Это пронзительно искреннее стихотворение ничего общего не имеет с официозным прославлением партии. Да, были и такие коммунисты-идеалисты, которых цинично обманула эпоха. Но они, погибая за родину, ее не обманули. Не случайно пафос стиха не бравурный, а надрывно трагический.

Еще Межиров был великим маэстро в розыгрышах. Как-то он смертельно напугал армянского критика Левона Мкртчяна, в расчете на него спросив меня по возвращении из Латинской Америки:

– Ну как, Женя, ты достойно выполнил свою секретную миссию по снабжению Че Геваро (сохраняю межировский выговор. – Е.Е.) оружием?

Иногда мне казалось, он начинал сам верить в придуманные им легенды. В телевизионной студии Братска он ошеломил меня тем, что начал так:

– Я родился в цирковом шарабане. Моя мама была воздушной гимнасткой и ходила по слабо натянутой проволоке, а отец работал в той же труппе с першем…

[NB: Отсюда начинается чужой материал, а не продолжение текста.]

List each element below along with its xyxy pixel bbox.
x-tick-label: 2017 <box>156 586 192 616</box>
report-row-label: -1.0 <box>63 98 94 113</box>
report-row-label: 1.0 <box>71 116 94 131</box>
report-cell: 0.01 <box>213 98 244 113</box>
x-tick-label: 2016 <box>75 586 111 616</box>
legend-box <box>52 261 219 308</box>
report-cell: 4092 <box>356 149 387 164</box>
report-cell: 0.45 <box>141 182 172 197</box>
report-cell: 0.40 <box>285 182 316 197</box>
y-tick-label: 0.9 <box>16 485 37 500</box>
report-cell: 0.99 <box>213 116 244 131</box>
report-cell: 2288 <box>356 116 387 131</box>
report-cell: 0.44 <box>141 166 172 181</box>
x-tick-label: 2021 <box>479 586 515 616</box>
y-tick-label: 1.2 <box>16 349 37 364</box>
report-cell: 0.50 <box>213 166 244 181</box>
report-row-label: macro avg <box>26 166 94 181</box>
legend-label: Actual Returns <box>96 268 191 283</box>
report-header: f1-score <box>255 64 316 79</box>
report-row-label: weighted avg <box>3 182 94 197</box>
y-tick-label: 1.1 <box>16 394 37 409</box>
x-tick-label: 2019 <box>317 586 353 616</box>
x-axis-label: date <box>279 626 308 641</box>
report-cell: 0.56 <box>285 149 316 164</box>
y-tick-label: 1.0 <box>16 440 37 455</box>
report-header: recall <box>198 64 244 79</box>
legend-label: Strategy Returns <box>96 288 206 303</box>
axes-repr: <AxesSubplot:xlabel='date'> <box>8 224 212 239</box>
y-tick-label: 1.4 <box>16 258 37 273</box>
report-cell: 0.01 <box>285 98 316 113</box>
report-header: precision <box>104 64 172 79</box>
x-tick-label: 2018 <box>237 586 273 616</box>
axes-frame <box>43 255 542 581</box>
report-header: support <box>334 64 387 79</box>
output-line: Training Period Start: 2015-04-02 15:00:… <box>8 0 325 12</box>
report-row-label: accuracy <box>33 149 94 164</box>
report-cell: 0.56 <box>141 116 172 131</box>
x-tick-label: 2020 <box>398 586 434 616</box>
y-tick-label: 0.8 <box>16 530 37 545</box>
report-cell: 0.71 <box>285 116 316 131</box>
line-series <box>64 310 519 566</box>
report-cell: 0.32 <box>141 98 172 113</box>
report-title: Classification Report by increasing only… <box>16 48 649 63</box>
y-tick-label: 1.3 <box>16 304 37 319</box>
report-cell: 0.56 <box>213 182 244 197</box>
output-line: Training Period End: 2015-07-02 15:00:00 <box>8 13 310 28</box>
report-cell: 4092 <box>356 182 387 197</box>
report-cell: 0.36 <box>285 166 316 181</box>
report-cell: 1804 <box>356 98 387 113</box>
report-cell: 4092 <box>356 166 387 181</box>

Я растерялся, потому что имел счастье знать его маму – скромную учительницу немецкого языка – и его отца – тихого экономиста, который, принимаясь за работу, даже дома надевал черные нарукавники.

Уже тонюсенькая первая книжка Межирова «Дорога далека» дразнила игрой воображения, поражала ритменным разнообразием, содержательной плотностью, звонкой четкостью рифм. Всё это магнетически притягивало меня, да и моих сверстников, еще малообразованных в поэзии, но жадно глотавших все на свете влияния.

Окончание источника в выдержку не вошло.